Question

A researcher is interested in the difference in the rates of diabetes among people living in rural areas and people living in urban areas. They randomly selected 1023 people living in rural areas and found that 122 had diabetes and of 1332 people living in urban areas found that 167 people had diabetes. Conduct a hypothesis test to determine if there is a difference between the diabetes rates of people living in rural and urban areas. Please include all steps of the test.
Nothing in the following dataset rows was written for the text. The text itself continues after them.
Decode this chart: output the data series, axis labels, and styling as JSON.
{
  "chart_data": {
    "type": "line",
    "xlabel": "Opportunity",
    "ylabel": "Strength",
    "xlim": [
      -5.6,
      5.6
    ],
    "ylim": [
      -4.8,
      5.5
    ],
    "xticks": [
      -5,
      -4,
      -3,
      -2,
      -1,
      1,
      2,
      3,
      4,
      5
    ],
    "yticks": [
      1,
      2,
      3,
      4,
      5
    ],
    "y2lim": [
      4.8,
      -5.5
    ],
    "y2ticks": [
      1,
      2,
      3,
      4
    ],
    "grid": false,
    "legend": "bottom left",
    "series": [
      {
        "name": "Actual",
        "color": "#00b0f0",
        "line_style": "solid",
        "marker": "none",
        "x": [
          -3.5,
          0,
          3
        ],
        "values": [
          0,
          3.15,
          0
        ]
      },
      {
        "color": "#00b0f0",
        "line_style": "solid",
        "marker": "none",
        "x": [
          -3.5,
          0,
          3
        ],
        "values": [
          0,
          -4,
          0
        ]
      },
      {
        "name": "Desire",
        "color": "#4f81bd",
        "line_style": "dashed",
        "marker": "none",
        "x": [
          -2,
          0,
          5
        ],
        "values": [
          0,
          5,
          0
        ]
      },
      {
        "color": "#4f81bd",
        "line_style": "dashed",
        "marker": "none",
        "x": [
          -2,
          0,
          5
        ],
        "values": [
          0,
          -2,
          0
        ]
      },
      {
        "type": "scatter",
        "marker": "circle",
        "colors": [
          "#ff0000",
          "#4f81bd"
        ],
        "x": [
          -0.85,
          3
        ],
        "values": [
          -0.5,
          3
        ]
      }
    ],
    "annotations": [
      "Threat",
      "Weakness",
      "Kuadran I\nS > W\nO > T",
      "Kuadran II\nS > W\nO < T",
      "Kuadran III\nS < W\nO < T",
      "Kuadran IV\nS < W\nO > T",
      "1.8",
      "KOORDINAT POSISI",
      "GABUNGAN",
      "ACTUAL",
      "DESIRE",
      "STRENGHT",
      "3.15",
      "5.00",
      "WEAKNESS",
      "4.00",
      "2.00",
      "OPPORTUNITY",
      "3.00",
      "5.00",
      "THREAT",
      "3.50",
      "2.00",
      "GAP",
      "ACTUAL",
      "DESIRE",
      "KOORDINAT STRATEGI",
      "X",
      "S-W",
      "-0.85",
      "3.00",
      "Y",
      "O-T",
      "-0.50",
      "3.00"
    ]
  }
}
Use significance level of 0.05

Answer 1

We conclude that there is no significant difference between the diabetes rates of people living in rural and urban areas.

Explanation:

We are given that a researcher is interested in the difference in the rates of diabetes among people living in rural areas and people living in urban areas.

They randomly selected 1023 people living in rural areas and found that 122 had diabetes and of 1332 people living in urban areas found that 167 people had diabetes.

Let
`p_1` = proportion of people living in rural areas having diabetes.

`p_2` = proportion of people living in urban areas having diabetes.

So, Null Hypothesis,
`H_0` :
`p_1-p_2` = 0 {means that there is no significant difference between the diabetes rates of people living in rural and urban areas}

Alternate Hypothesis,
`H_A` :
`p_1-p_2\\eq` 0 {means that there is a significant difference between the diabetes rates of people living in rural and urban areas}

The test statistics that would be used here Two-sample z proportion statistics;

T.S. =
`\frac{(\hat p_1-\hat p_2)-(p_1-p_2)}{\sqrt{(\hat p_1(1-\hat p_1))/(n_1)+(\hat p_2(1-\hat p_2))/(n_2) } }` ~ N(0,1)

where,
`\hat p_1` = sample proportion of people having diabetes living in rural areas =
`(122)/(1023)` = 0.119

`\hat p_2` = sample proportion of people having diabetes living in urban areas =
`(167)/(1332)` = 0.125

`n_1` = sample of people living in rural areas = 1023

`n_2` = sample of people living in urban areas = 1332

So, test statistics =
`\frac{(0.119-0.125)-(0)}{\sqrt{(0.119(1-0.119))/(1023)+(0.125(1-0.125))/(1332) } }`

= -0.442

The value of z test statistics is -0.442.

Now, at 0.05 significance level the z table gives critical values of -1.96 and 1.96 for two-tailed test.

Since our test statistics lies within the range of critical values of z, so we have insufficient evidence to reject our null hypothesis as it will not fall in the rejection region due to which we fail to reject our null hypothesis.

Therefore, we conclude that there is no significant difference between the diabetes rates of people living in rural and urban areas.